Nobody other than a CPA or someone working for a relief and development NPO has any clue what the previous two paragraphs mean.  If you are reading this post, you probably understand.

Pretend for a moment you don’t have enough knowledge to understand what I’m talking about. What would your reaction be to a story that explains that contributions dropped by half a billion because of a change in some silly accounting rule that doesn’t seem to be a change at all?

Most people are probably thinking, “Come on. Going from one fair value rule to a different fair value rule is a massive change? Doing this fair value thing dropped income half a billion dollars? Really?”

Going with a technical explanation of the transition, especially for a medicine which is illegal to distribute in the United States but was valued at an extrapolation from values inside the United States, just makes it look worse.

No matter how it is explained, the transition from $9.07 to $0.35 looks bad. Doesn’t matter if the top number was $16.25 or $10.64 or $9.07 and the bottom number was $0.35, $1.54, $2.00 or $0.05.  It is really, really hard to explain why that $9.07 or $10.64 was right last year but wrong this year.

Next – Part 2 on reputational risk, which media are following the story, and overlap of donor base to those media’s audience.

Here’s two questions for discussion. First, how do you think these stories look to people who don’t understand the accounting rules?

Second, would anyone like to write a detailed explanation of why the previous valuations were appropriate?  I’m willing to run an anonymous guest post with extremely light editing. Leave a comment, which I won’t publish, giving an email for contact.
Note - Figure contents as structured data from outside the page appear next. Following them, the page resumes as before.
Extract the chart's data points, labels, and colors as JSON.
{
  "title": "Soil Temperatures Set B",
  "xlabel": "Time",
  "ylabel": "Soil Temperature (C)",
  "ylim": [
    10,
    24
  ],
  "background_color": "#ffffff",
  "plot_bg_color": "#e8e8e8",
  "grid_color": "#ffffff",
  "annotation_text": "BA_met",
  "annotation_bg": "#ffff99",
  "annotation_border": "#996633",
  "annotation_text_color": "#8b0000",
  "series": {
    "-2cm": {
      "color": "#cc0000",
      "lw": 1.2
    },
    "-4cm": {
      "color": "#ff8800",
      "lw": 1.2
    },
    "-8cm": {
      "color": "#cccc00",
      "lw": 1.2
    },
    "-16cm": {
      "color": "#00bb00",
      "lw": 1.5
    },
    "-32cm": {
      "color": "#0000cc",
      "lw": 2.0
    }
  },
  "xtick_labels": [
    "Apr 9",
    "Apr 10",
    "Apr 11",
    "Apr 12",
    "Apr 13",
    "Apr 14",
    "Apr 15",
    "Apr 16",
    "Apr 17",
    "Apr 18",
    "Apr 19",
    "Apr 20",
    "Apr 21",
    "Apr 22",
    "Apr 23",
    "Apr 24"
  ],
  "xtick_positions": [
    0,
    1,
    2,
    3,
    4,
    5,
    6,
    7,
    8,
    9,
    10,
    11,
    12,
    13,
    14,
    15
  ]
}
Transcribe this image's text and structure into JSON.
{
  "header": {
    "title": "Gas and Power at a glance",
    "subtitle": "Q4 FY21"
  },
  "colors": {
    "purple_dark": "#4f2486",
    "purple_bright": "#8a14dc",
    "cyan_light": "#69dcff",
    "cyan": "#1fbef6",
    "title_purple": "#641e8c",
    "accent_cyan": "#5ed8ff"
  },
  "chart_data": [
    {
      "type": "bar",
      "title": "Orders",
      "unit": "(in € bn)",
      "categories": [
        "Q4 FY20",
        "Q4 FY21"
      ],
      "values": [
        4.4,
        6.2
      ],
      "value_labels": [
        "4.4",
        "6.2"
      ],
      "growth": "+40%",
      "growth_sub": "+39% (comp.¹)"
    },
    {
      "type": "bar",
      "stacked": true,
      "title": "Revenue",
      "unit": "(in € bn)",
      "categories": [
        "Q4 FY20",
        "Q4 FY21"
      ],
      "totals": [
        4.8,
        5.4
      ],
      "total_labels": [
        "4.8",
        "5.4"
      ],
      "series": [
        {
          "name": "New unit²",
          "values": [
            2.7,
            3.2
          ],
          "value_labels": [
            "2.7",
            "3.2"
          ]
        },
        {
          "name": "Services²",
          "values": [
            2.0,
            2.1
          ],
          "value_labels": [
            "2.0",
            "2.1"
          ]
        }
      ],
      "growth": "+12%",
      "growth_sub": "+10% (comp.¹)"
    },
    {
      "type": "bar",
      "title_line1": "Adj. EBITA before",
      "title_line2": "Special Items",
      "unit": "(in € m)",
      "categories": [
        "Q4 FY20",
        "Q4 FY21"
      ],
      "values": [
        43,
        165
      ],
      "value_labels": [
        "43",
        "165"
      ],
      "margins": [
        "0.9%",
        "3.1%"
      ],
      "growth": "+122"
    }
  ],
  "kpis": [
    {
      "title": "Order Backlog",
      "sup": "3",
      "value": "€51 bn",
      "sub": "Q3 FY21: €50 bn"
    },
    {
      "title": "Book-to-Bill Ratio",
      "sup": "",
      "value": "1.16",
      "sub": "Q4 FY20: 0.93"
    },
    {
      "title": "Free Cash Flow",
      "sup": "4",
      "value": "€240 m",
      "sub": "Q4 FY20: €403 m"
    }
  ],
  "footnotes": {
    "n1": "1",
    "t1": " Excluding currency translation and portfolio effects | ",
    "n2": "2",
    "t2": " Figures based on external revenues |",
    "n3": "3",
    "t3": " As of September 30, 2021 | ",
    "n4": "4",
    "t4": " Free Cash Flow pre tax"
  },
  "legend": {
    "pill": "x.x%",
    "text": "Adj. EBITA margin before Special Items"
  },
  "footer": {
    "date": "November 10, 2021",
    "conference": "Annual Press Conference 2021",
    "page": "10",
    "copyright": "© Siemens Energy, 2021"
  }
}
8 thoughts on “Valuation of deworming meds illustrates the front-page-of-the-newspaper test – part 1

  1. In the case of Feed The Children, even a 35-cent-per-pill valuation for mebendazole is about 1,650% higher than what it can be purchased for on world markets (2 cents a pill or less). So Feed The Children is merely coming down from an even more absurd 45,250% overvaluation. In my view, even the previous accounting standards behind which many GIK charities are seeking cover from now-they-show-up regulators did not allow such markups, at least in the absence of evidence that the pills could not be purchased for less than that, or evidence that someone buying in bulk actually paid that sum (or more; values topping $16.00 a pill were used by some charities). I have yet to find a GIK charity with such evidence. Otherwise, the accounting industry is saying there was nothing wrong at all with acquiring a commodity item worth 2 cents and immediately declaring it was worth 800 times more. In other endeavors people have gone to jail for this.

    1. Thanks for your post. Good background on the issue.

      My posts on bargain purchase, found at http://wp.me/p131q2-M2 and http://wp.me/p131q2-M4 describe the accounting rules that have been in place for a long time.

      Notice that under current and previous rules, the value of the contribution begins with fair value. Start with that concept, then go back to your comments on the world-wide market information showing the meds available for purchase in the range of pennies per dose.

      What is the fair value for a medicine illegal to distribute in the U.S.? $9.07 extrapolated from the Red Book? $.05 or $0.03 from list prices?

      Then you can calculate the contribution by subtracting the purchase price/fees paid/handling charge from the fair value.

      I have some more posts in mind.

  2. The Red Book in its introduction disclaims all responsibility for the accuracy of listed prices and even suggests the prices in its own publication may be wrong! I quoted the specific language at length in my Forbes article (http://onforb.es/sXZCf1). So I don’t see how reputable CPAs could use the Red Book as a basis for any extrapolation. I would welcome a citation to, and discussion of, the specific accounting principle that requires or even allows an immediate 81,250% markup from the 2 cent cost on the open market to $16.25 on financial statements. I’m sure the IRS task force in Seattle looking into the issue would be interested, too.